Мила подошла и обняла меня.
– Спасибо… – прошептала она.
– А если я узнаю, что ты куришь и употребляешь алкоголь, то отправлю тебя в монастырь! У нас есть в Нью-Йорке такой. Если туда попадешь, будешь всю жизнь служить Богу! Оттуда пути назад нет! – припугнула я Милу.
– Такого не случится, обещаю! – прошептала сестра. – А ты обещай, что не расскажешь родителям про Рея…
– Рея? Так зовут твоего парня? – уточнила я.
– Лиззи, я его очень сильно люблю. Мы вместе учимся. Он хороший, добрый, милый. Я люблю смотреть, как он улыбается. У него самые красивые глаза на свете… – Мила захлопала ресницами.

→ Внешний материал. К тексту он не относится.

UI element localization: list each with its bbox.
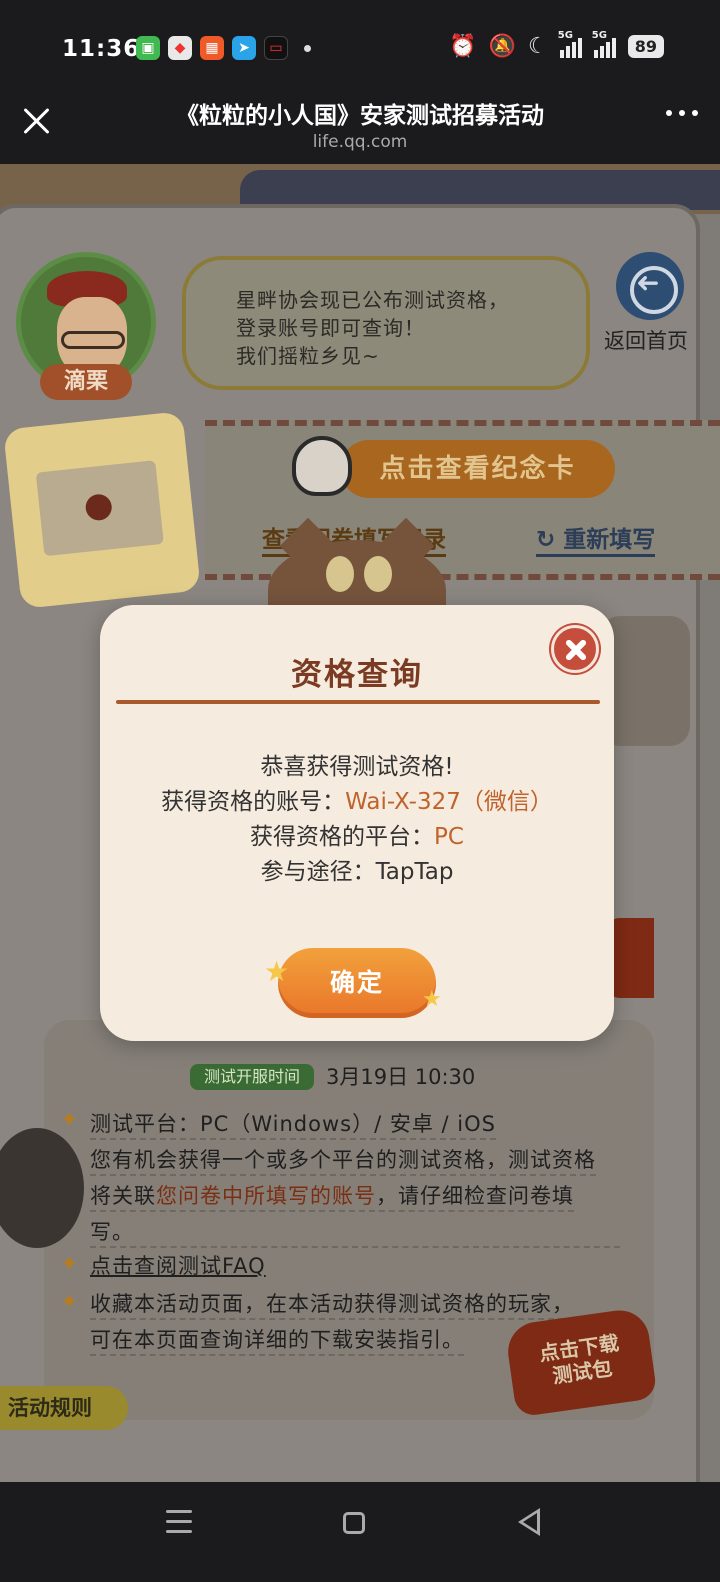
star-icon: ✦ xyxy=(60,1108,79,1133)
speech-line: 登录账号即可查询！ xyxy=(236,316,425,340)
bookmark-line-1: 收藏本活动页面，在本活动获得测试资格的玩家， xyxy=(90,1288,574,1320)
envelope-icon[interactable] xyxy=(3,411,201,609)
message-app-icon: ▣ xyxy=(136,36,160,60)
account-label: 获得资格的账号： xyxy=(161,789,346,815)
launch-date: 3月19日 10:30 xyxy=(326,1065,476,1089)
refresh-icon: ↻ xyxy=(536,527,564,553)
browser-title-bar: 《粒粒的小人国》安家测试招募活动 life.qq.com xyxy=(0,90,720,164)
gallery-app-icon: ◆ xyxy=(168,36,192,60)
confirm-button[interactable]: 确定 xyxy=(278,948,436,1018)
dnd-moon-icon: ☾ xyxy=(528,34,548,59)
desc-2-post: ，请仔细检查问卷填 xyxy=(376,1184,574,1208)
cat-eyes xyxy=(326,556,392,596)
app-store-icon: ▦ xyxy=(200,36,224,60)
battery-icon: 89 xyxy=(627,35,664,58)
page-url: life.qq.com xyxy=(312,132,408,152)
sparkle-icon: ★ xyxy=(264,955,290,988)
refill-label: 重新填写 xyxy=(563,527,656,553)
faq-link[interactable]: 点击查阅测试FAQ xyxy=(90,1250,266,1280)
launch-time-badge: 测试开服时间 xyxy=(190,1064,314,1090)
more-notifications-dot xyxy=(304,44,311,52)
close-modal-icon[interactable] xyxy=(551,625,599,673)
pointing-hand-icon xyxy=(292,436,352,496)
channel-row: 参与途径：TapTap xyxy=(100,852,614,886)
screen: 11:36 ▣ ◆ ▦ ➤ ▭ ⏰ 🔕 ☾ 5G 5G 89 《粒粒的小人国》安… xyxy=(0,0,720,1582)
signal-label-2: 5G xyxy=(591,29,607,41)
screen-record-icon: ▭ xyxy=(264,36,288,60)
platform-label: 获得资格的平台： xyxy=(250,824,435,850)
star-icon: ✦ xyxy=(60,1290,79,1315)
home-icon[interactable] xyxy=(616,252,684,320)
activity-rules-tab[interactable]: 活动规则 xyxy=(0,1386,128,1430)
account-row: 获得资格的账号：Wai-X-327（微信） xyxy=(100,782,614,816)
modal-divider xyxy=(116,700,600,704)
platform-line: 测试平台：PC（Windows）/ 安卓 / iOS xyxy=(90,1108,496,1140)
star-icon: ✦ xyxy=(60,1252,79,1277)
desc-line-3: 写。 xyxy=(90,1216,620,1248)
refill-link[interactable]: ↻ 重新填写 xyxy=(536,520,656,557)
modal-title: 资格查询 xyxy=(291,657,423,693)
recent-apps-icon[interactable] xyxy=(166,1510,192,1533)
status-bar: 11:36 ▣ ◆ ▦ ➤ ▭ ⏰ 🔕 ☾ 5G 5G 89 xyxy=(0,0,720,90)
telegram-icon: ➤ xyxy=(232,36,256,60)
signal-label-1: 5G xyxy=(557,29,573,41)
back-icon[interactable] xyxy=(518,1508,540,1536)
system-nav-bar xyxy=(0,1482,720,1582)
character-name: 滴栗 xyxy=(40,364,132,400)
speech-line: 星畔协会现已公布测试资格， xyxy=(236,288,509,312)
platform-value: PC xyxy=(434,824,464,850)
bookmark-line-2: 可在本页面查询详细的下载安装指引。 xyxy=(90,1324,464,1356)
platform-row: 获得资格的平台：PC xyxy=(100,817,614,851)
alarm-icon: ⏰ xyxy=(449,34,477,59)
signal-icon-2: 5G xyxy=(592,30,616,58)
congrats-text: 恭喜获得测试资格! xyxy=(260,754,454,780)
desc-line-2: 将关联您问卷中所填写的账号，请仔细检查问卷填 xyxy=(90,1180,574,1212)
speech-line: 我们摇粒乡见~ xyxy=(236,344,380,368)
speech-bubble: 星畔协会现已公布测试资格， 登录账号即可查询！ 我们摇粒乡见~ xyxy=(182,256,590,390)
more-options-icon[interactable] xyxy=(666,110,698,116)
view-memorial-card-button[interactable]: 点击查看纪念卡 xyxy=(340,440,615,498)
desc-line-1: 您有机会获得一个或多个平台的测试资格，测试资格 xyxy=(90,1144,596,1176)
mute-icon: 🔕 xyxy=(488,34,516,59)
status-time: 11:36 xyxy=(62,36,141,62)
download-test-package-button[interactable]: 点击下载 测试包 xyxy=(504,1306,658,1418)
system-icons: ⏰ 🔕 ☾ 5G 5G 89 xyxy=(449,30,664,59)
qualification-modal: 资格查询 恭喜获得测试资格! 获得资格的账号：Wai-X-327（微信） 获得资… xyxy=(100,605,614,1041)
signal-icon-1: 5G xyxy=(558,30,582,58)
notification-icons: ▣ ◆ ▦ ➤ ▭ xyxy=(136,36,311,60)
desc-2-emph: 您问卷中所填写的账号 xyxy=(156,1184,376,1208)
page-title: 《粒粒的小人国》安家测试招募活动 xyxy=(176,103,544,129)
sparkle-icon: ★ xyxy=(422,987,442,1012)
channel-label: 参与途径： xyxy=(260,859,376,885)
desc-2-pre: 将关联 xyxy=(90,1184,156,1208)
home-label[interactable]: 返回首页 xyxy=(604,325,688,355)
account-value: Wai-X-327（微信） xyxy=(345,789,553,815)
home-nav-icon[interactable] xyxy=(343,1512,365,1534)
channel-value: TapTap xyxy=(375,859,454,885)
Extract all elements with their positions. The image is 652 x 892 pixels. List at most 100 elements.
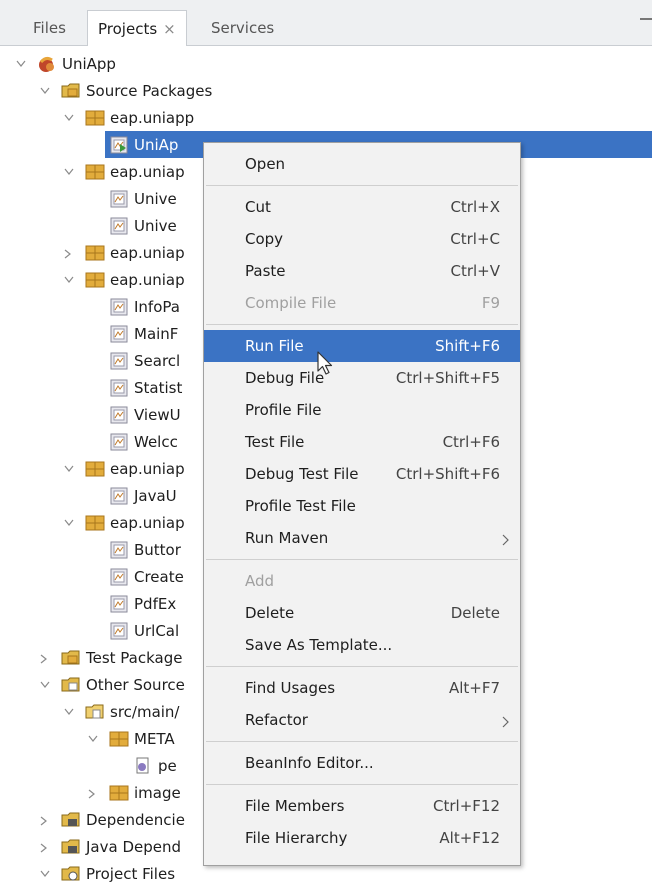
java-class-icon xyxy=(109,432,129,452)
tree-node-label: Buttor xyxy=(134,541,181,559)
chevron-down-icon[interactable] xyxy=(40,87,50,95)
tree-node-label: ViewU xyxy=(134,406,181,424)
menu-item-shortcut: F9 xyxy=(481,294,500,312)
menu-item-open[interactable]: Open xyxy=(204,148,520,180)
source-packages-icon xyxy=(61,81,81,101)
menu-item-profile-file[interactable]: Profile File xyxy=(204,394,520,426)
chevron-right-icon[interactable] xyxy=(40,816,48,826)
menu-item-label: Profile File xyxy=(245,401,322,419)
java-class-icon xyxy=(109,216,129,236)
java-class-icon xyxy=(109,378,129,398)
menu-item-label: Profile Test File xyxy=(245,497,356,515)
java-class-icon xyxy=(109,594,129,614)
menu-item-label: Run Maven xyxy=(245,529,329,547)
tree-node-label: eap.uniap xyxy=(110,514,185,532)
package-icon xyxy=(85,162,105,182)
menu-item-profile-test-file[interactable]: Profile Test File xyxy=(204,490,520,522)
menu-separator xyxy=(206,559,518,560)
menu-item-label: Open xyxy=(245,155,286,173)
minimize-icon[interactable] xyxy=(640,18,652,20)
menu-item-shortcut: Alt+F7 xyxy=(448,679,500,697)
chevron-right-icon[interactable] xyxy=(64,249,72,259)
tree-node-label: UniAp xyxy=(134,136,179,154)
menu-item-shortcut: Ctrl+V xyxy=(450,262,500,280)
menu-item-paste[interactable]: Paste Ctrl+V xyxy=(204,255,520,287)
tree-node-label: Project Files xyxy=(86,865,176,883)
menu-item-shortcut: Ctrl+Shift+F5 xyxy=(395,369,500,387)
menu-item-beaninfo-editor[interactable]: BeanInfo Editor... xyxy=(204,747,520,779)
menu-item-debug-file[interactable]: Debug File Ctrl+Shift+F5 xyxy=(204,362,520,394)
tab-projects-label: Projects xyxy=(98,20,158,38)
tree-node-label: Unive xyxy=(134,217,177,235)
submenu-arrow-icon xyxy=(502,714,510,728)
tab-projects[interactable]: Projects × xyxy=(87,10,187,46)
package-icon xyxy=(85,108,105,128)
chevron-down-icon[interactable] xyxy=(40,681,50,689)
chevron-down-icon[interactable] xyxy=(64,168,74,176)
menu-item-shortcut: Ctrl+X xyxy=(450,198,500,216)
java-class-icon xyxy=(109,621,129,641)
menu-item-label: File Hierarchy xyxy=(245,829,348,847)
chevron-down-icon[interactable] xyxy=(64,114,74,122)
tree-node-label: Java Depend xyxy=(86,838,182,856)
tree-node-label: eap.uniap xyxy=(110,271,185,289)
tree-node-label: eap.uniap xyxy=(110,163,185,181)
package-icon xyxy=(109,729,129,749)
menu-item-label: Find Usages xyxy=(245,679,336,697)
menu-item-label: Cut xyxy=(245,198,271,216)
menu-item-find-usages[interactable]: Find Usages Alt+F7 xyxy=(204,672,520,704)
menu-item-shortcut: Ctrl+C xyxy=(450,230,500,248)
chevron-down-icon[interactable] xyxy=(64,708,74,716)
menu-item-debug-test-file[interactable]: Debug Test File Ctrl+Shift+F6 xyxy=(204,458,520,490)
tree-node-label: PdfEx xyxy=(134,595,177,613)
chevron-down-icon[interactable] xyxy=(64,465,74,473)
tree-node-label: eap.uniap xyxy=(110,244,185,262)
menu-item-shortcut: Ctrl+F12 xyxy=(433,797,500,815)
menu-item-label: Delete xyxy=(245,604,295,622)
package-icon xyxy=(85,243,105,263)
tree-node-label: MainF xyxy=(134,325,179,343)
menu-item-test-file[interactable]: Test File Ctrl+F6 xyxy=(204,426,520,458)
tab-files-label: Files xyxy=(33,19,66,37)
menu-item-label: Refactor xyxy=(245,711,308,729)
chevron-down-icon[interactable] xyxy=(88,735,98,743)
menu-item-label: File Members xyxy=(245,797,345,815)
menu-item-cut[interactable]: Cut Ctrl+X xyxy=(204,191,520,223)
package-icon xyxy=(85,270,105,290)
chevron-down-icon[interactable] xyxy=(64,276,74,284)
chevron-right-icon[interactable] xyxy=(40,654,48,664)
tree-node-label: JavaU xyxy=(134,487,177,505)
menu-item-refactor[interactable]: Refactor xyxy=(204,704,520,736)
package-icon xyxy=(85,513,105,533)
menu-item-label: Debug File xyxy=(245,369,325,387)
chevron-down-icon[interactable] xyxy=(16,60,26,68)
menu-separator xyxy=(206,741,518,742)
tree-node-label: Create xyxy=(134,568,184,586)
tab-services[interactable]: Services xyxy=(211,10,274,46)
menu-item-file-members[interactable]: File Members Ctrl+F12 xyxy=(204,790,520,822)
java-class-icon xyxy=(109,297,129,317)
menu-item-copy[interactable]: Copy Ctrl+C xyxy=(204,223,520,255)
java-dependencies-icon xyxy=(61,837,81,857)
tree-node-label: Test Package xyxy=(86,649,183,667)
java-class-icon xyxy=(109,486,129,506)
java-class-icon xyxy=(109,324,129,344)
menu-item-file-hierarchy[interactable]: File Hierarchy Alt+F12 xyxy=(204,822,520,854)
tree-node-label: Searcl xyxy=(134,352,181,370)
menu-item-label: Test File xyxy=(245,433,305,451)
menu-item-shortcut: Alt+F12 xyxy=(439,829,500,847)
menu-item-delete[interactable]: Delete Delete xyxy=(204,597,520,629)
chevron-right-icon[interactable] xyxy=(40,843,48,853)
menu-item-label: Compile File xyxy=(245,294,337,312)
menu-item-shortcut: Delete xyxy=(450,604,500,622)
menu-item-save-as-template[interactable]: Save As Template... xyxy=(204,629,520,661)
menu-item-label: Add xyxy=(245,572,275,590)
close-tab-icon[interactable]: × xyxy=(163,20,176,38)
chevron-right-icon[interactable] xyxy=(88,789,96,799)
menu-item-run-maven[interactable]: Run Maven xyxy=(204,522,520,554)
tab-files[interactable]: Files xyxy=(33,10,66,46)
chevron-down-icon[interactable] xyxy=(40,870,50,878)
package-icon xyxy=(109,783,129,803)
chevron-down-icon[interactable] xyxy=(64,519,74,527)
menu-item-run-file[interactable]: Run File Shift+F6 xyxy=(204,330,520,362)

– Недаром мы сестры… – рассмеялась я. – И у моего парня самые красивые глаза на свете…
Мы вышли на террасу.
– Что ты рисуешь? Бабочку? – Мила вгляделась в мои наброски.
– Точнее, мотылька. Ночную бабочку, летящую на пламя свечи.
– Что это значит? – Мила взглянула на меня.
– Любовь бывает разной: чистой и светлой, страстной и горячей, на всю жизнь, с первого взгляда… Но существует и другая форма – больная любовь, когда человек, без надежды на взаимность, жертвует и страдает ради своей любви, терпит, но не показывает вида. Таких людей называют мотыльками. Они, как ночные бабочки, летят на пламя любви, но только обжигают крылья. Люди-мотыльки понимают, что встречи доставляют только боль, у этих отношений нет будущего, но они не могут ничего с собой поделать. Такова их участь – танцевать у пламени, наподобие мотыльков…
– Ты была мотыльком? – спросила Мила.
– Да.
Она молча села на деревянный стул и взглянула на стоящий у нашего дома фонарь. Он, словно любопытствуя, заглядывал к нам на террасу.
– Я встречалась с женатым мужчиной, – призналась я. – Мне было больно, я знала, что у нас нет будущего, но все же продолжала тайно с ним встречаться. – Я взяла кисть и стала заканчивать рисунок при свете фонаря.
– А Мэт? Это не он?
– Нет, Мэт – мой друг. Он был противником этих отношений. Он тоже страдал, но не показывал вида. Мэт тоже мотылек…
– Ты его любишь? – спросила она шепотом, как будто боялась, что услышат родители.
– Мэта? – Я взглянула на сестру, она покивала. – Не знаю. Когда была в твоем возрасте, я без проблем разбиралась: любовь это или нет. Сейчас все стало намного сложнее. Как я тебе завидую, Мила, скажи, зачем я повзрослела? – Мы с сестрой рассмеялись.
Меня охватило огромное желание прямо сейчас позвонить Мэту, услышать его голос, сказать, что я дома, чтобы он не волновался.
Я вышла с террасы и, взяв телефонную трубку, автоматически набрала номер Мэта. Раздались длинные гудки. Мне так никто и не ответил… Где же ты, Мэт?
На следующий день я решила прогуляться по парку.
Уже вечерело, но все еще светило солнце, на деревьях пели птицы и небо было ясным. Я шла по еловой аллее. Когда-то, как теперь казалось, очень давно, а именно шесть лет назад я в первый раз здесь поцеловалась. Моим парнем был скрипач из школы искусств. Мне было интересно проводить с ним время, прогуливаться по парку, слушать его рассказы. Мне нравилось, как он играл на скрипке, воодушевленно и страстно. Он посвятил мне много композиций, а я ему – картин. Не знаю, как долго продлились бы наши отношения, если бы он с семьей не переехал жить в Австралию. Помню, как мы прощались… Мы оба навзрыд плакали друг у друга на плече. Через пару дней я закончила картину: два лебедя на пруду. Лебединая верность… Первые полгода мы писали друг другу письма чуть ли не каждый день. Потом переписка затихла, я встретила другого парня и заново влюбилась.